Transcurridos 12 meses desde que ocurrieran los actos de megaterrorismo contra las Torres Gemelas del World Trade Center y las dependencias del Pentágono, la cantidad de víctimas mortales entonces causada, sin precedentes por lo que respecta a ese tipo de acciones de violencia llevadas a cabo por actores no estatales desde el final de los años sesenta, así como la tendencia al incremento en la letalidad del terrorismo internacional que se venía observando desde el inicio de los noventa, permiten anticipar nuevos incidentes de similar o mayor magnitud. Incluso hacen temer el recurso a armas de destrucción masiva por parte de quienes instigaron y ejecutaron aquellos catastróficos hechos. Voluntad para ello la hay, al amparo de un integrismo islámico colmado de sentimientos de ira y desesperación que oportunamente explotan sus líderes, pero en todo caso carente de inhibiciones morales para el asesinato masivo de quienes no se sometan a los preceptos de ese credo religioso, considerado por sus devotos como superior a cualquier otra observancia. Al Qaeda emula con tal fin el repertorio de terrorismo que practicaron desde finales de los sesenta hasta los años ochenta una serie de organizaciones seculares palestinas, pero hace del mismo no ya un uso táctico, sino antes bien estratégico, destinado a quebrar la confianza colectiva y el común sentido de orden institucional en que descansan las sociedades abiertas.

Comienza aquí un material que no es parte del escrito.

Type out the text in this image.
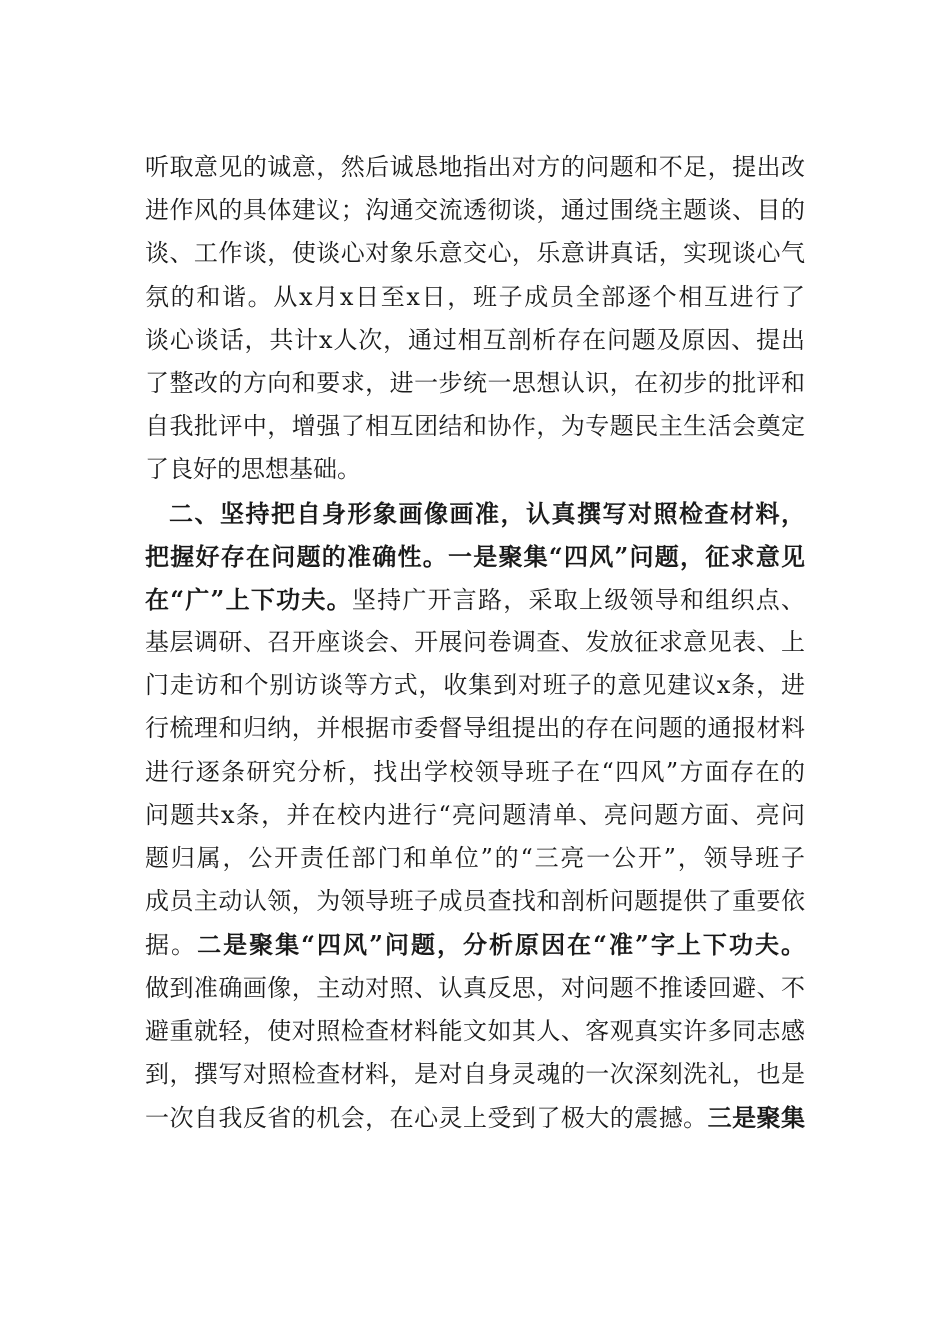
听取意见的诚意，然后诚恳地指出对方的问题和不足，提出改
进作风的具体建议；沟通交流透彻谈，通过围绕主题谈、目的
谈、工作谈，使谈心对象乐意交心，乐意讲真话，实现谈心气
氛的和谐。从x月x日至x日，班子成员全部逐个相互进行了
谈心谈话，共计x人次，通过相互剖析存在问题及原因、提出
了整改的方向和要求，进一步统一思想认识，在初步的批评和
自我批评中，增强了相互团结和协作，为专题民主生活会奠定
了良好的思想基础。
二、坚持把自身形象画像画准，认真撰写对照检查材料，
把握好存在问题的准确性。一是聚集“四风”问题，征求意见
在“广”上下功夫。坚持广开言路，采取上级领导和组织点、
基层调研、召开座谈会、开展问卷调查、发放征求意见表、上
门走访和个别访谈等方式，收集到对班子的意见建议x条，进
行梳理和归纳，并根据市委督导组提出的存在问题的通报材料
进行逐条研究分析，找出学校领导班子在“四风”方面存在的
问题共x条，并在校内进行“亮问题清单、亮问题方面、亮问
题归属，公开责任部门和单位”的“三亮一公开”，领导班子
成员主动认领，为领导班子成员查找和剖析问题提供了重要依
据。二是聚集“四风”问题，分析原因在“准”字上下功夫。
做到准确画像，主动对照、认真反思，对问题不推诿回避、不
避重就轻，使对照检查材料能文如其人、客观真实许多同志感
到，撰写对照检查材料，是对自身灵魂的一次深刻洗礼，也是
一次自我反省的机会，在心灵上受到了极大的震撼。三是聚集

En este sentido, cabe poner de manifiesto que, desde el final de la guerra fría, la evolución del terrorismo internacional parece acomodarse a lo argumentado en la conocida hipótesis de un choque entre civilizaciones. Por una parte, los incidentes en que los terroristas y los blancos de su violencia proceden de civilizaciones diferentes superan, durante la década de los noventa y al contrario de lo ocurrido en los dos decenios precedentes, a aquellos en los cuales tanto agresores como víctimas pertenecen a la misma. Por otra parte, la gran mayoría de quienes han perpetrado esos atentados son individuos o grupos de origen islámico, mientras que los blancos principales vienen siendo personas e intereses adscritos al ámbito occidental, incluso si consideramos a los objetivos israelíes en una categoría separada. Cabría preguntarse si esta pauta, junto a los recurrentes asaltos de organizaciones xenófobas y racistas contra colectivos de inmigrantes musulmanes que acontecen en distintos países europeos, acciones de violencia que por cierto reclaman un tratamiento político y jurídico correspondiente al de los hechos terroristas, es ya el reflejo de una situación de conflicto manifiesto entre civilizaciones o anticipan el potencial de desarrollo que tiene dicho antagonismo.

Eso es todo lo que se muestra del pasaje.